In a recent study, higher preterm birth rates were reported among Alaska Native, Black, and Pacific Islander patients with public insurance.
There are persistent disparities in preterm birth (PTB) rates across racial, ethnic, and socioeconomic groups, according to a recent study published in JAMA Network Open.1
PTB leads to short- and long-term morbidity and mortality, recorded as the most common cause of infant mortality worldwide. PTB rates in the US range from 8% in Northeastern states to 13% in Southern states.2 Additionally, racial and ethnic inequities are well documented.1
Reported disparities in PTB indicate a need for improved understanding of factors associated with PTB across demographic groups. This information may increase utilization of effective PTB treatment that is often underused, as well as support the development of public health programs.
Investigators conducted a cohort study to evaluate inequities in PTB. Participants included singleton live births between January 1, 2011, and December 31, 2022, in California. Racial and ethnic grouping data was obtained from birth certificates from the California Department of Public Health Vital Records.
Socioeconomic status (SES) was determined based on insurance group, with categories including public and nonpublic. Best obstetric estimate was used to determine PTB, defined as gestational age of 22 to under 37 weeks.
Relevant medical records from the California Department of Health Care Access and Information were able to be linked to 2011 to 2021 birth records. This allowed data about maternal and infant characteristics, diagnoses, and procedures to be included in the analysis.
Variables included social determinants of health linked to PTB such as public health insurance, maternal place of birth, education level, number of prenatal care visits, smoking, drug or alcohol use, housing insecurity, and intimate partner violence. Physical and mental health factors were also evaluated.
There were 5,431,018 singleton live births included in the final analysis, 47.8% from Hispanic individuals, 27% White, 14.2% Asian, 4.9%% Black, 0.4% Pacific Islander, 0.3% Alaska Native, and 5.4% other racial or ethnic group. Being aged 18 to 34 years was reported in 76.6% and being born in the United States by 63.3%.
Of mothers, 39.4% were first-time parents, 43.1% used public health insurance, and 61.8% lived in urban areas. An increase in the PTB rate was reported, from 6.8% in 2011 to 7.5% in 2022. Of PTBs, 54.7% were spontaneous.
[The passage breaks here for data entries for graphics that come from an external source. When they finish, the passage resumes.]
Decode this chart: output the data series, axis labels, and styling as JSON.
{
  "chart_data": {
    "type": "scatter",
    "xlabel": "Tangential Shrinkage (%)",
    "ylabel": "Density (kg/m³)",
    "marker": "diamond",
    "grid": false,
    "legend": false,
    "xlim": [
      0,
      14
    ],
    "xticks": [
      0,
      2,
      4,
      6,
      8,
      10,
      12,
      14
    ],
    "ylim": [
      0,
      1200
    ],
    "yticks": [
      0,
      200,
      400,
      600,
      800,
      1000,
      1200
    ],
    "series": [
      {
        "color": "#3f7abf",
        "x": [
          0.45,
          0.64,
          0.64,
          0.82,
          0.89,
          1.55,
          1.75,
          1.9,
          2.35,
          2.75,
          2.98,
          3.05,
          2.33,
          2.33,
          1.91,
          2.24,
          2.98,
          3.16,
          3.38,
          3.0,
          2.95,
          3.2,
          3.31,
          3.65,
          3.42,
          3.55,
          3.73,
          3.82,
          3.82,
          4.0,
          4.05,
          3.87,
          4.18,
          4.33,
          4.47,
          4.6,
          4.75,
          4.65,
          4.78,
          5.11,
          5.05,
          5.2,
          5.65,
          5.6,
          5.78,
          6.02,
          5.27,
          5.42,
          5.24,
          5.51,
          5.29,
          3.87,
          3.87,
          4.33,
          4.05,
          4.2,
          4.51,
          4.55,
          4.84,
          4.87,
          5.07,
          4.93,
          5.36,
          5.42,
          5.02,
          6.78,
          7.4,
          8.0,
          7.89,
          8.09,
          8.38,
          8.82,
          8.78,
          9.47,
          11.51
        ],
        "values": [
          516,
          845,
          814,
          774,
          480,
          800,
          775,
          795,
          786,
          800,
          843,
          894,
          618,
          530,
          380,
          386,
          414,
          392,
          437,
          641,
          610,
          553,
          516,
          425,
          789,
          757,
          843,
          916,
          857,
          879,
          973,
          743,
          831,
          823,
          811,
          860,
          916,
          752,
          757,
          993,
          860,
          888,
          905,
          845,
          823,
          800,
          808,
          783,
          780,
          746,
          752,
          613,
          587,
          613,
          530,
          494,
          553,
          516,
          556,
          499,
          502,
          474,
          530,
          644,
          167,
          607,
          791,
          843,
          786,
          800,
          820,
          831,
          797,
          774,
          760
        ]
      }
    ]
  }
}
Significant PTB rates of 10.3%, 11.3%, and 9.3% were reported for Alaska Native, Black, and Pacific Islander patients, respectively, with public insurance. White individuals with nonpublic insurance had the lowest rate of 5.8%. Black patients with nonpublic insurance experienced a decrease in PTB prevalence from 9.1% in 2011 to 8.8% in 2022.
Most racial and ethnic groups experienced increases in PTB rates by insurance type between 2011 and 2022. Hispanic individuals with nonpublic insurance experienced an increase from 7.1% to 7.4%, and Alaska Native from 6.4% to 9.5%.
All racial and ethnic groups except for Pacific Islander had associations between increasing PTB rates and public insurance. Nonpublic insurance was also linked to increasing PTB rates in Asian, Hispanic, and White patients.
Factors linked to PTB included preexisting diabetes, preexisting hypertension, previous PTB, under 3 prenatal care visits, age over 34 years, gestational diabetes or hypertension, mental health condition, substance use, non-sexually transmitted infection or COVID-19 infection, and interpregnancy interval over 59 months.
Public insurance coverage for prenatal care was linked to reduced PTB risk among public insurance groups. However, the odds of pregnant people with public insurance having their prenatal care covered decreased over time.
These results highlighted inequities linked to PTB rates across racial, ethnic, and socioeconomic groups. Investigators concluded there is a need to enhance access to personalized pregnancy care and promote treatments to existing conditions.